O FUNRURAL acumula histórico extenso de disputas judiciais, incluindo questionamentos sobre sua constitucionalidade que já percorreram diferentes instâncias do Poder Judiciário brasileiro ao longo das últimas décadas. Na concepção de Parajara Moraes Alves Junior, esse histórico de instabilidade jurídica ainda gera insegurança entre produtores rurais, que muitas vezes desconhecem decisões judiciais relevantes capazes de impactar diretamente sua obrigação de recolhimento, especialmente em casos que tramitam com repercussão geral reconhecida pelos tribunais superiores. Acompanhar esse cenário jurídico em constante movimento se tornou tarefa indispensável para produtores que desejam evitar tanto o recolhimento indevido quanto a exposição a autuações fiscais.

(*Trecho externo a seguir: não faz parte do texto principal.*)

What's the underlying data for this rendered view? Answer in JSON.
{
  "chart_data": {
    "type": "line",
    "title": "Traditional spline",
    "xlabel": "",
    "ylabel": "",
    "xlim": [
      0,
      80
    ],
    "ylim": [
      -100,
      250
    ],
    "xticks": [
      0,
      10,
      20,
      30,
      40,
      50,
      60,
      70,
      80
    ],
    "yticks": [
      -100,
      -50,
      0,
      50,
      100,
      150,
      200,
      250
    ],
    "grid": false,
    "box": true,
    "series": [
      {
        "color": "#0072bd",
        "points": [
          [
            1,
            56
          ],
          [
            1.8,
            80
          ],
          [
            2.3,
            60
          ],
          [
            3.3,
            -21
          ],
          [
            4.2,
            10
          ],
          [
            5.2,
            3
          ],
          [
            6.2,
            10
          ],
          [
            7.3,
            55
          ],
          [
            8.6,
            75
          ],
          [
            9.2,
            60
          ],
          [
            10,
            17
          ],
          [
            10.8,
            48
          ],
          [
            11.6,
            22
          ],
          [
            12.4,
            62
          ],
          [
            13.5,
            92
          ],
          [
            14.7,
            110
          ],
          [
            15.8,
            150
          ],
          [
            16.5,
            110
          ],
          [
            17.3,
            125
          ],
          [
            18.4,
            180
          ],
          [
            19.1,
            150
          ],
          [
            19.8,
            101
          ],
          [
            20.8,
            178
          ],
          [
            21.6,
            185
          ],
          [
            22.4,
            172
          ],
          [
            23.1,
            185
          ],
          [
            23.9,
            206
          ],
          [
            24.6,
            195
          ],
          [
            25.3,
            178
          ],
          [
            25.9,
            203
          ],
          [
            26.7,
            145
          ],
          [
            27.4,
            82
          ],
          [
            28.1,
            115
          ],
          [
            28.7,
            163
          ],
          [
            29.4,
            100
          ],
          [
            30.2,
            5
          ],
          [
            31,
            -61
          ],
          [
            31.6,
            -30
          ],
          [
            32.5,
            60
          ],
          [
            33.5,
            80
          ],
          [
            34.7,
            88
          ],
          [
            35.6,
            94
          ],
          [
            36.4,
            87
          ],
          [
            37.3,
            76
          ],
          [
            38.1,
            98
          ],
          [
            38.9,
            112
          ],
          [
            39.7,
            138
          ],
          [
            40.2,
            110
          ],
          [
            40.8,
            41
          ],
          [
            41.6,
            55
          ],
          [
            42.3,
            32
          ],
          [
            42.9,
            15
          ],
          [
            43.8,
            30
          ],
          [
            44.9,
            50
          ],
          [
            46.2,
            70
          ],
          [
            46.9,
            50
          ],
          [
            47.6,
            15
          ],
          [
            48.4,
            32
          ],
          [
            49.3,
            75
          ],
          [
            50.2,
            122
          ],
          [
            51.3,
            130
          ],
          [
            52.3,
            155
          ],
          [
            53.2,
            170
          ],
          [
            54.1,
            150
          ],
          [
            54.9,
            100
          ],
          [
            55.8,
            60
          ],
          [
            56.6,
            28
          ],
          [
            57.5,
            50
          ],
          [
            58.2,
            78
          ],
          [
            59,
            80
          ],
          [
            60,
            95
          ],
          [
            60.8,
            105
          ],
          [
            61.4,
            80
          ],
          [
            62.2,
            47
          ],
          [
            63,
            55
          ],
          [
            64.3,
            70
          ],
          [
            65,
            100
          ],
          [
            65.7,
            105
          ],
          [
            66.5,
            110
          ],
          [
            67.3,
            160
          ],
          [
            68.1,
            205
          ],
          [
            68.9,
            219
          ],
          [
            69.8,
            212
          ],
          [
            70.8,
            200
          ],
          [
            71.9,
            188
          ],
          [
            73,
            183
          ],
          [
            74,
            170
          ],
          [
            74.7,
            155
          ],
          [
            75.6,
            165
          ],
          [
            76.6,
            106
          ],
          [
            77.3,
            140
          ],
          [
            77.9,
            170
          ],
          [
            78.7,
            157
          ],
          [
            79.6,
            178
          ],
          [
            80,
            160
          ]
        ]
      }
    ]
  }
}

Produtores que participam de ações judiciais coletivas ou individuais relacionadas ao tema também precisam manter documentação organizada capaz de comprovar, quando necessário, os valores efetivamente recolhidos ao longo dos anos em discussão. Essa organização documental se mostra especialmente relevante em processos que se estendem por longos períodos, situação comum diante da complexidade e do volume de litígios envolvendo esse tributo específico.
Como o FUNRURAL se relaciona com a formalização de trabalhadores rurais?
A correta apuração do FUNRURAL caminha lado a lado com a regularização trabalhista dos empregados envolvidos na atividade produtiva, uma vez que ambos os aspectos compartilham parte da base de informações declaradas pelo empregador rural. Como contador especialista em agronegócio, Parajara Moraes Alves Junior sinaliza que propriedades com histórico de informalidade trabalhista tendem a apresentar maior dificuldade para regularizar retroativamente suas obrigações relacionadas ao FUNRURAL, já que a reconstituição de dados históricos de folha de pagamento nem sempre está disponível de forma completa e confiável. Essa dificuldade reforça a importância de sistemas de gestão de pessoal bem estruturados desde o início da formalização da atividade rural.
Quais cuidados reduzem o risco de contingências relacionadas ao tributo?
A revisão periódica da apuração do FUNRURAL, comparando valores recolhidos com o volume real de comercialização e folha de pagamento da propriedade, representa medida preventiva capaz de identificar inconsistências antes que se transformem em passivos tributários relevantes. Propriedades que mantêm essa revisão como prática recorrente conseguem corrigir eventuais erros de apuração dentro de prazos mais favoráveis, reduzindo consideravelmente multas e juros que incidiriam sobre correções tardias identificadas apenas em fiscalizações formais.
A orientação técnica especializada, capaz de acompanhar simultaneamente as discussões jurídicas em curso e as particularidades operacionais de cada propriedade, permanece como recurso relevante para produtores que buscam equilibrar conformidade fiscal e eficiência na gestão de seus custos com mão de obra rural ao longo do ano agrícola. De acordo com Parajara Moraes Alves Junior, CEO da Junior Contabilidade & Assessoria Rural, um trabalho bem realizado pode ser o diferencial para produtores de quaisquer tamanhos no mercado do agronegócio.